I hope you won’t think ill of me for doing what I have done, but it was a matter of life or death. A few weeks more of imprisonment would have killed me. I was nothing but skin and bone when I came out of the hospital, and I could not have stood it if I had gone back to prison. Nobody knows what we put up with on the trip across and after we arrived here. I could tell you something that would startle you, but it is over now, so I will say nothing about it.

Libby took a deep breath. “Holland went on to say that Fred had hoped his action would not make it harder for his two brothers, COs in New Zealand. In a later letter to his mother, he wrote: Now I have given in, I shall be able to write to you ... So, according to this, his mother never heard from him or knew what had happened to him for nearly two years.”

Libby put down the page and picked up some others.
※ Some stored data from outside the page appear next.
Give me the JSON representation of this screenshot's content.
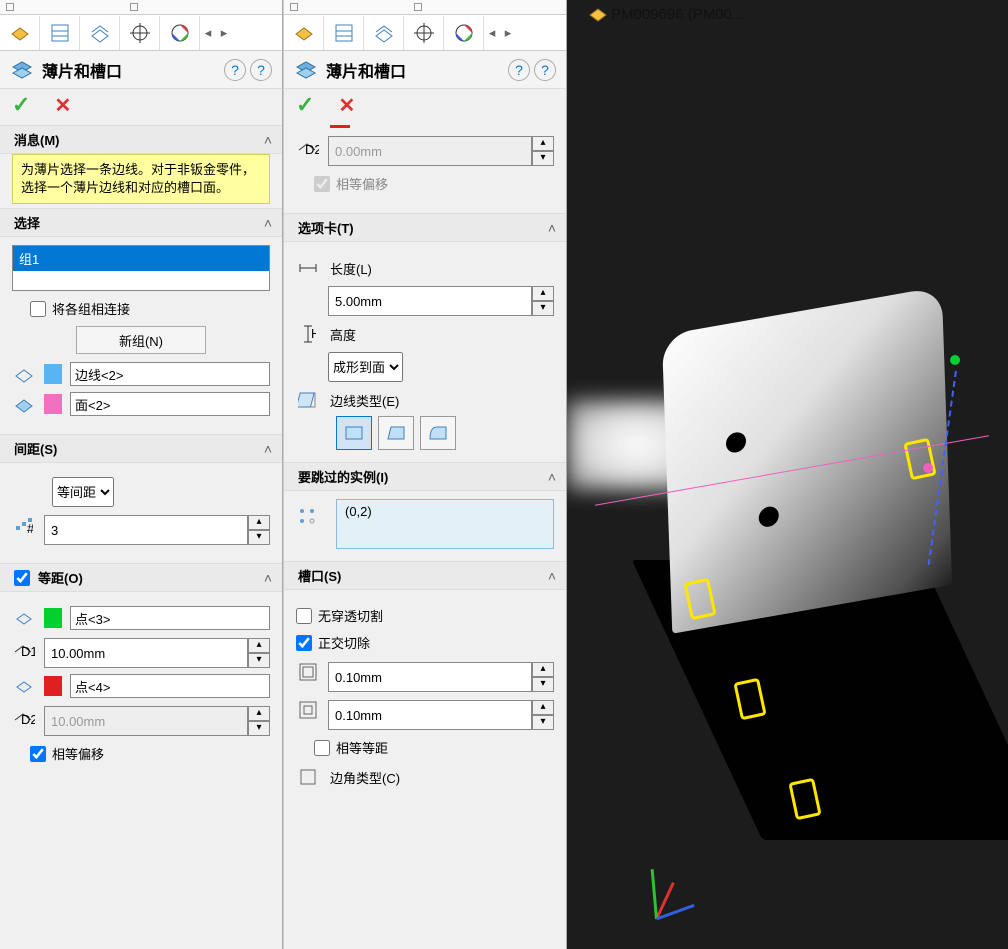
{
  "viewport": {
    "title": "PM009696 (PM00..."
  },
  "panel_title": "薄片和槽口",
  "left": {
    "message_header": "消息(M)",
    "message_text": "为薄片选择一条边线。对于非钣金零件，选择一个薄片边线和对应的槽口面。",
    "selection_header": "选择",
    "group_item": "组1",
    "connect_groups": "将各组相连接",
    "new_group_button": "新组(N)",
    "edge_value": "边线<2>",
    "face_value": "面<2>",
    "spacing_header": "间距(S)",
    "spacing_mode": "等间距",
    "count_value": "3",
    "equal_header": "等距(O)",
    "point3_value": "点<3>",
    "distance_d1": "10.00mm",
    "point4_value": "点<4>",
    "distance_d2": "10.00mm",
    "equal_offset": "相等偏移"
  },
  "right": {
    "distance_d2": "0.00mm",
    "equal_offset": "相等偏移",
    "tab_header": "选项卡(T)",
    "length_label": "长度(L)",
    "length_value": "5.00mm",
    "height_label": "高度",
    "height_mode": "成形到面",
    "edge_type_label": "边线类型(E)",
    "skip_header": "要跳过的实例(I)",
    "skip_value": "(0,2)",
    "slot_header": "槽口(S)",
    "no_through": "无穿透切割",
    "ortho_cut": "正交切除",
    "offset1": "0.10mm",
    "offset2": "0.10mm",
    "equal_equal": "相等等距",
    "corner_label": "边角类型(C)"
  }
}
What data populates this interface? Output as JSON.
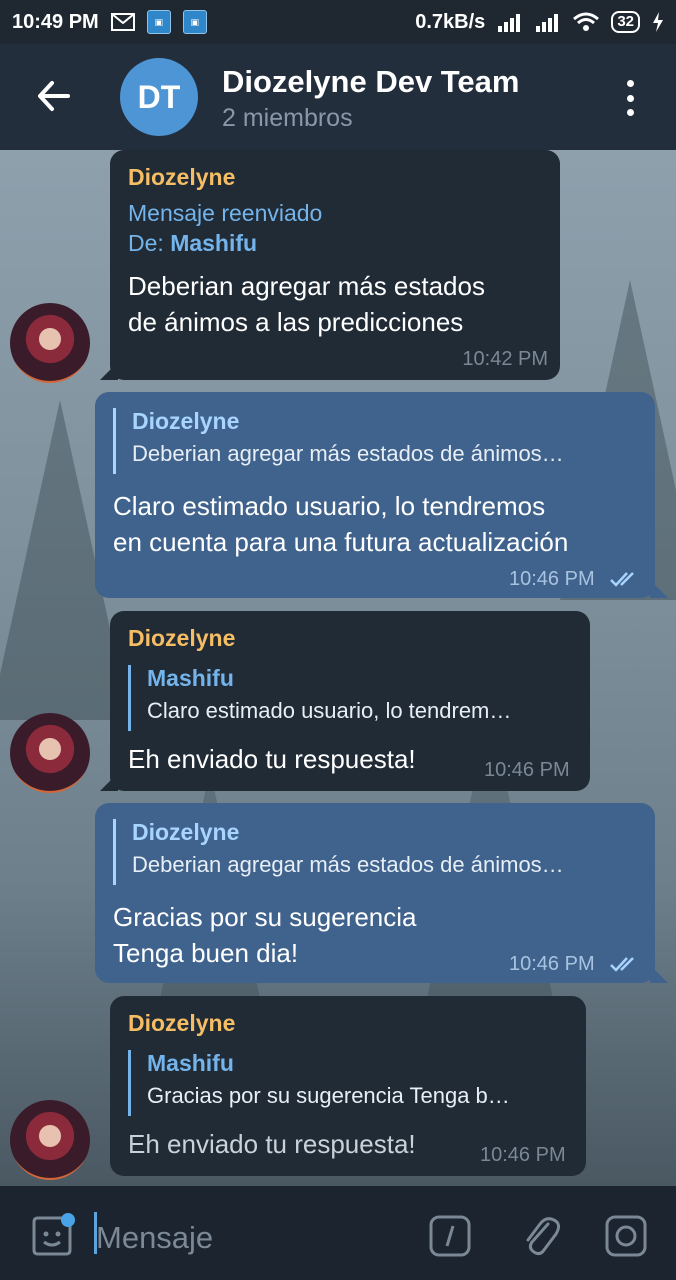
{
  "status_bar": {
    "time": "10:49 PM",
    "speed": "0.7kB/s",
    "battery": "32"
  },
  "header": {
    "avatar_initials": "DT",
    "title": "Diozelyne Dev Team",
    "subtitle": "2 miembros"
  },
  "messages": [
    {
      "direction": "incoming",
      "sender": "Diozelyne",
      "forward_label": "Mensaje reenviado",
      "forward_from_prefix": "De: ",
      "forward_from": "Mashifu",
      "lines": [
        "Deberian agregar más estados",
        "de ánimos a las predicciones"
      ],
      "time": "10:42 PM"
    },
    {
      "direction": "outgoing",
      "reply_name": "Diozelyne",
      "reply_text": "Deberian agregar más estados de ánimos…",
      "lines": [
        "Claro estimado usuario, lo tendremos",
        "en cuenta para una futura actualización"
      ],
      "time": "10:46 PM"
    },
    {
      "direction": "incoming",
      "sender": "Diozelyne",
      "reply_name": "Mashifu",
      "reply_text": "Claro estimado usuario, lo tendrem…",
      "lines": [
        "Eh enviado tu respuesta!"
      ],
      "time": "10:46 PM"
    },
    {
      "direction": "outgoing",
      "reply_name": "Diozelyne",
      "reply_text": "Deberian agregar más estados de ánimos…",
      "lines": [
        "Gracias por su sugerencia",
        "Tenga buen dia!"
      ],
      "time": "10:46 PM"
    },
    {
      "direction": "incoming",
      "sender": "Diozelyne",
      "reply_name": "Mashifu",
      "reply_text": "Gracias por su sugerencia Tenga b…",
      "lines": [
        "Eh enviado tu respuesta!"
      ],
      "time": "10:46 PM"
    }
  ],
  "input": {
    "placeholder": "Mensaje"
  },
  "colors": {
    "header_bg": "#232e3c",
    "incoming_bubble": "#202b36",
    "outgoing_bubble": "#40638e",
    "sender_name": "#f5bd64",
    "link_blue": "#74b4eb"
  }
}
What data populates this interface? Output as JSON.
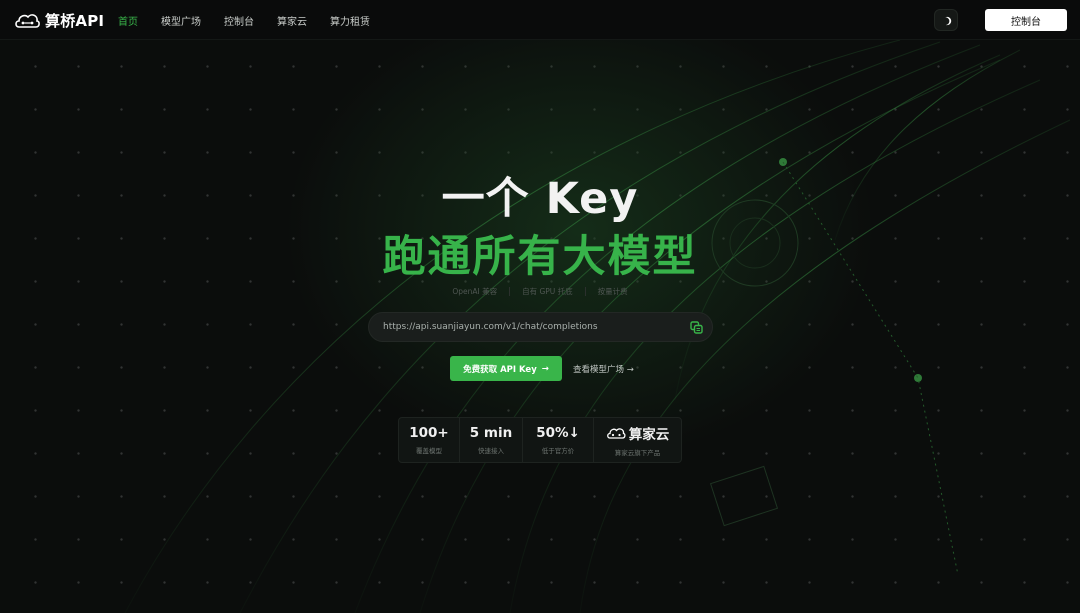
{
  "nav": {
    "logo_text": "算桥API",
    "links": [
      {
        "label": "首页",
        "active": true
      },
      {
        "label": "模型广场",
        "active": false
      },
      {
        "label": "控制台",
        "active": false
      },
      {
        "label": "算家云",
        "active": false
      },
      {
        "label": "算力租赁",
        "active": false
      }
    ],
    "theme_icon": "moon-icon",
    "console_button": "控制台"
  },
  "hero": {
    "title_line1": "一个 Key",
    "title_line2": "跑通所有大模型",
    "tags": [
      "OpenAI 兼容",
      "自有 GPU 托底",
      "按量计费"
    ],
    "endpoint_url": "https://api.suanjiayun.com/v1/chat/completions",
    "cta_label": "免费获取 API Key",
    "cta_arrow": "→",
    "secondary_link": "查看模型广场 →"
  },
  "stats": [
    {
      "value": "100+",
      "label": "覆盖模型"
    },
    {
      "value": "5 min",
      "label": "快速接入"
    },
    {
      "value": "50%↓",
      "label": "低于官方价"
    },
    {
      "value": "算家云",
      "label": "算家云旗下产品"
    }
  ],
  "colors": {
    "accent": "#39b54a",
    "background": "#0b0d0c"
  }
}
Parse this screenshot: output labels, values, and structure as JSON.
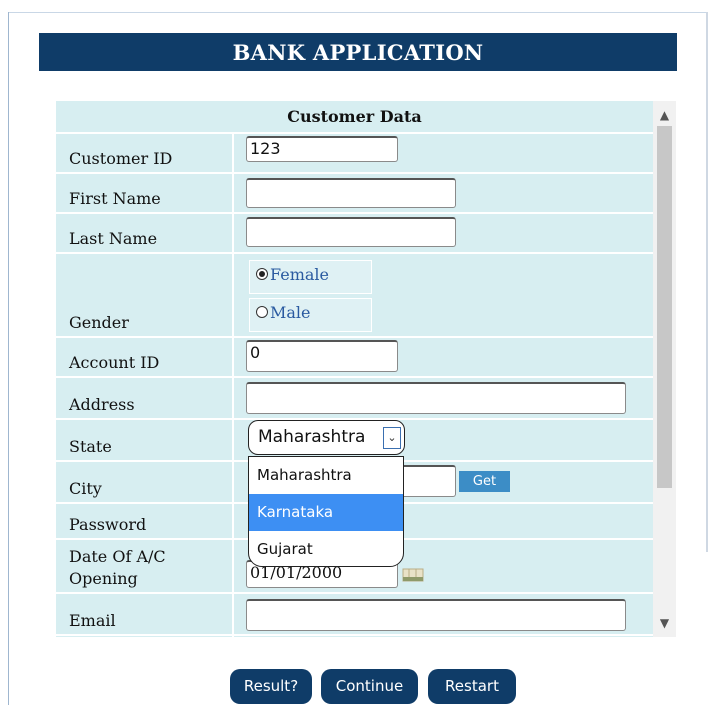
{
  "header": {
    "title": "BANK APPLICATION"
  },
  "form": {
    "section_title": "Customer Data",
    "fields": {
      "customer_id": {
        "label": "Customer ID",
        "value": "123"
      },
      "first_name": {
        "label": "First Name",
        "value": ""
      },
      "last_name": {
        "label": "Last Name",
        "value": ""
      },
      "gender": {
        "label": "Gender",
        "options": [
          "Female",
          "Male"
        ],
        "selected": "Female"
      },
      "account_id": {
        "label": "Account ID",
        "value": "0"
      },
      "address": {
        "label": "Address",
        "value": ""
      },
      "state": {
        "label": "State",
        "selected": "Maharashtra",
        "options": [
          "Maharashtra",
          "Karnataka",
          "Gujarat"
        ],
        "highlighted": "Karnataka"
      },
      "city": {
        "label": "City",
        "value": "",
        "get_button": "Get"
      },
      "password": {
        "label": "Password",
        "value": ""
      },
      "date_of_opening": {
        "label_line1": "Date Of A/C",
        "label_line2": "Opening",
        "value": "01/01/2000"
      },
      "email": {
        "label": "Email",
        "value": ""
      }
    }
  },
  "buttons": {
    "result": "Result?",
    "continue": "Continue",
    "restart": "Restart"
  },
  "colors": {
    "banner": "#0f3c68",
    "form_bg": "#d7eef1",
    "highlight": "#3d8ff3",
    "get_button": "#3c8dc6"
  },
  "icons": {
    "calendar": "calendar-icon",
    "scroll_up": "chevron-up-icon",
    "scroll_down": "chevron-down-icon",
    "dropdown": "chevron-down-icon"
  }
}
“His military records, state he was in and out of detention like a yo-yo. He would come out of 28 days solitary confinement and the same day be charged with disobedience and put straight back. Then he was in and out of hospital just as often. Sometimes stretchered in but always marched out. Sometimes with bronchitis, dysentery and colitis, then with trench mouth or what they called Vincent’s Angina – all sorts of things. Then on 27th April 1918, only six months before the war ended, he was sentenced to a further 168 days detention. More than five months! When he was released, they made him an apprentice cook and he served out his time in the kitchens. He wasn’t discharged until mid-October 1919. Nearly a year after the war was officially over.”

“I had heard he’d spent the war in the kitchens, now you mention it, but I never realised the extent of what he went through,” said Ben.

“There’s more,” she said with a catch in her voice, “you can read the rest,” and handed the papers to Ben.